Entonces la señorita Celia se volvió hacia Ben diciéndole con tono respetuoso que hacía que el muchacho se sintiera como de la familia:

—Nosotros saldremos mañana. Dejo todo esto a tu cuidado. Procede como si estuviéramos aquí y yo te prometo que nada cambiará a nuestro regreso.

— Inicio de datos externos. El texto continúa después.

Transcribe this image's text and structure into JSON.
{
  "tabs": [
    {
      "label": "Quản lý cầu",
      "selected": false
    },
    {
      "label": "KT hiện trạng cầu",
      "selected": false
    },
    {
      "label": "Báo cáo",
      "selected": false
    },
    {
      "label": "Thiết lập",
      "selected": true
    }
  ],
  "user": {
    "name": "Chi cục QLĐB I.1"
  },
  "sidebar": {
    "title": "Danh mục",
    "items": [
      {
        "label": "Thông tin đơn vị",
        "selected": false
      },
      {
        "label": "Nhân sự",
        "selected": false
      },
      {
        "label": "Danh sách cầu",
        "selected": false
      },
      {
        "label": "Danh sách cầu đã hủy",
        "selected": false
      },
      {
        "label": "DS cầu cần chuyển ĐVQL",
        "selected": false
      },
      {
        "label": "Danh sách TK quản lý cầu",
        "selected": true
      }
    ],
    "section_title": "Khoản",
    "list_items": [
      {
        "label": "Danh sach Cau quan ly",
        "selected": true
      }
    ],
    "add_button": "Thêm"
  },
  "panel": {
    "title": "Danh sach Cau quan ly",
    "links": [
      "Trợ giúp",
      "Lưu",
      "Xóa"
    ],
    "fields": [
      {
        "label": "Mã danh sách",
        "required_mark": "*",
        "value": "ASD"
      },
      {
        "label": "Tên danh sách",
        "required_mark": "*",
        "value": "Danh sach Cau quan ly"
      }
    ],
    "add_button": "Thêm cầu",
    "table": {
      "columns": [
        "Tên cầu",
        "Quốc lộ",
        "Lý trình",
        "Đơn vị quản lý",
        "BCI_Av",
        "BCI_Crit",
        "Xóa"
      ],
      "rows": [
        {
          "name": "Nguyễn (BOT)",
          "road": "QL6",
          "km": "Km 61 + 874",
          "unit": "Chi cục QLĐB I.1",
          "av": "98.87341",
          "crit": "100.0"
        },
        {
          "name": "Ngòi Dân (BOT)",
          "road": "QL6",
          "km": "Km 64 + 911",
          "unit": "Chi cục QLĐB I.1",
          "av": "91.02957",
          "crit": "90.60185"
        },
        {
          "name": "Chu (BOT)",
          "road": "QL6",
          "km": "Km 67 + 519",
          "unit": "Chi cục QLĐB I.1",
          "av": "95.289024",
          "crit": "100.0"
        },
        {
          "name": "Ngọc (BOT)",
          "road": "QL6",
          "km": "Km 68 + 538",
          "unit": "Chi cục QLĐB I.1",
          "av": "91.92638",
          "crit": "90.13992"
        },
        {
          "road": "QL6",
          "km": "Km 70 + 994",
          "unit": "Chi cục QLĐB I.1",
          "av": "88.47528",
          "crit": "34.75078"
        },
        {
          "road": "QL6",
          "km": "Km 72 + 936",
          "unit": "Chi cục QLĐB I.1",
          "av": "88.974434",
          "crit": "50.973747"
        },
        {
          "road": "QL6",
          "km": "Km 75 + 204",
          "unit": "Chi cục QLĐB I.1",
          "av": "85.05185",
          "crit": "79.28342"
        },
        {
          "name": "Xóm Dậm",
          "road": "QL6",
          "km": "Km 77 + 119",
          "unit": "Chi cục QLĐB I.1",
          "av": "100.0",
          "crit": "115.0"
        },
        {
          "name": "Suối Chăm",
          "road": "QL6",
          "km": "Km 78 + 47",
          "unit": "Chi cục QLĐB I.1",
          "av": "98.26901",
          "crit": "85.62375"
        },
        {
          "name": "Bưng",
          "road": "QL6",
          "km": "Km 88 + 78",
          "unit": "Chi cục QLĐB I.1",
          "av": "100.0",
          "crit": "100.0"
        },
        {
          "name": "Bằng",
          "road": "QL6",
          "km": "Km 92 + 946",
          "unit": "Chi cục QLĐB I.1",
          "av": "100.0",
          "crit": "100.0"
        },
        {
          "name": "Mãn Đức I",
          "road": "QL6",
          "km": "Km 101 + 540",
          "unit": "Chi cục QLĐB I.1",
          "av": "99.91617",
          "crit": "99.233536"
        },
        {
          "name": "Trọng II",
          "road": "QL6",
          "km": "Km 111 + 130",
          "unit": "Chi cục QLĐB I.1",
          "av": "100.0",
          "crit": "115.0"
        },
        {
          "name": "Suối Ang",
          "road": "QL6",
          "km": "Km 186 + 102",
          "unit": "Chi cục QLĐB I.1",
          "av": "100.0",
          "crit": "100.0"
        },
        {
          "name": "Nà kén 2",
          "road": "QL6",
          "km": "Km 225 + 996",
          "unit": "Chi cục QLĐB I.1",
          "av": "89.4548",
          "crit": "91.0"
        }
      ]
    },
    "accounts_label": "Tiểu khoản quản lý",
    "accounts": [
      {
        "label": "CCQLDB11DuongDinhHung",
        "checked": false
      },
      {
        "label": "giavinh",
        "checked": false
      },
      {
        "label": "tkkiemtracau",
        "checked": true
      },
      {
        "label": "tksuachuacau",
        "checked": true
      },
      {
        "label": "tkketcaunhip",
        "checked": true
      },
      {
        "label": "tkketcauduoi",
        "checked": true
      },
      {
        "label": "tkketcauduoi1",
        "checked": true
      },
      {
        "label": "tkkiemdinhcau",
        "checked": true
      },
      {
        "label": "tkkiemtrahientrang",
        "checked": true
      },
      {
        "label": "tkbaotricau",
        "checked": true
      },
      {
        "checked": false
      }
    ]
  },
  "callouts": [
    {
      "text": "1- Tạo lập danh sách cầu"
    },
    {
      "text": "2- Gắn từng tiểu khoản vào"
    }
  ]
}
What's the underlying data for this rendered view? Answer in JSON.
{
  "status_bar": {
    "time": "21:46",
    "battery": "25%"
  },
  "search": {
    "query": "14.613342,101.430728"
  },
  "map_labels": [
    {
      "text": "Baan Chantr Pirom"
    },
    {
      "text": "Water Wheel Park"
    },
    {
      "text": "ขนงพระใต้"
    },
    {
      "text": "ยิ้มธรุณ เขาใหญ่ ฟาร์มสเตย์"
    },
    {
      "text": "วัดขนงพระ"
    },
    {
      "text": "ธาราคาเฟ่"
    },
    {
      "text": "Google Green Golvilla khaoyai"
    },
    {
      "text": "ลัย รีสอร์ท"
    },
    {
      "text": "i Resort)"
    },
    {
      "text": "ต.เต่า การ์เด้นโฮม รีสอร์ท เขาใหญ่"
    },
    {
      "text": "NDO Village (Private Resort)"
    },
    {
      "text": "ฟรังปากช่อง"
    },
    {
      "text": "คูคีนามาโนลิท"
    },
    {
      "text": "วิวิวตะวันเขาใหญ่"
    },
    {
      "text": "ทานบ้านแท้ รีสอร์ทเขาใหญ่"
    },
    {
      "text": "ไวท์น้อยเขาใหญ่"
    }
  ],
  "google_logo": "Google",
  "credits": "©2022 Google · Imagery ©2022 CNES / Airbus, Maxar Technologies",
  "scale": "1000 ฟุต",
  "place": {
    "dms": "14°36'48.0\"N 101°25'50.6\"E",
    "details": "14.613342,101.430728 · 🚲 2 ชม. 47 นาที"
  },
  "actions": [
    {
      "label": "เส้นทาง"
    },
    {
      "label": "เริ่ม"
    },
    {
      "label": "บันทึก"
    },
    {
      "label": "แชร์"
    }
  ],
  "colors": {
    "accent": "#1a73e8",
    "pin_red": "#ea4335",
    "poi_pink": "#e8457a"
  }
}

El rostro de Ben resplandeció, pero lo único que pudo hacer para demostrar su satisfacción y alivio fue echar más leña al fuego y avivar la hoguera hasta el extremo de que casi quema a sus compañeros.

A la mañana siguiente el hermano y la hermana partieron y los niños corrieron a la escuela ansiosos de comunicar la noticia de que «la señorita Celia y Thorny iban a casarse y que luego regresarían para quedarse a vivir allí por el resto de sus días».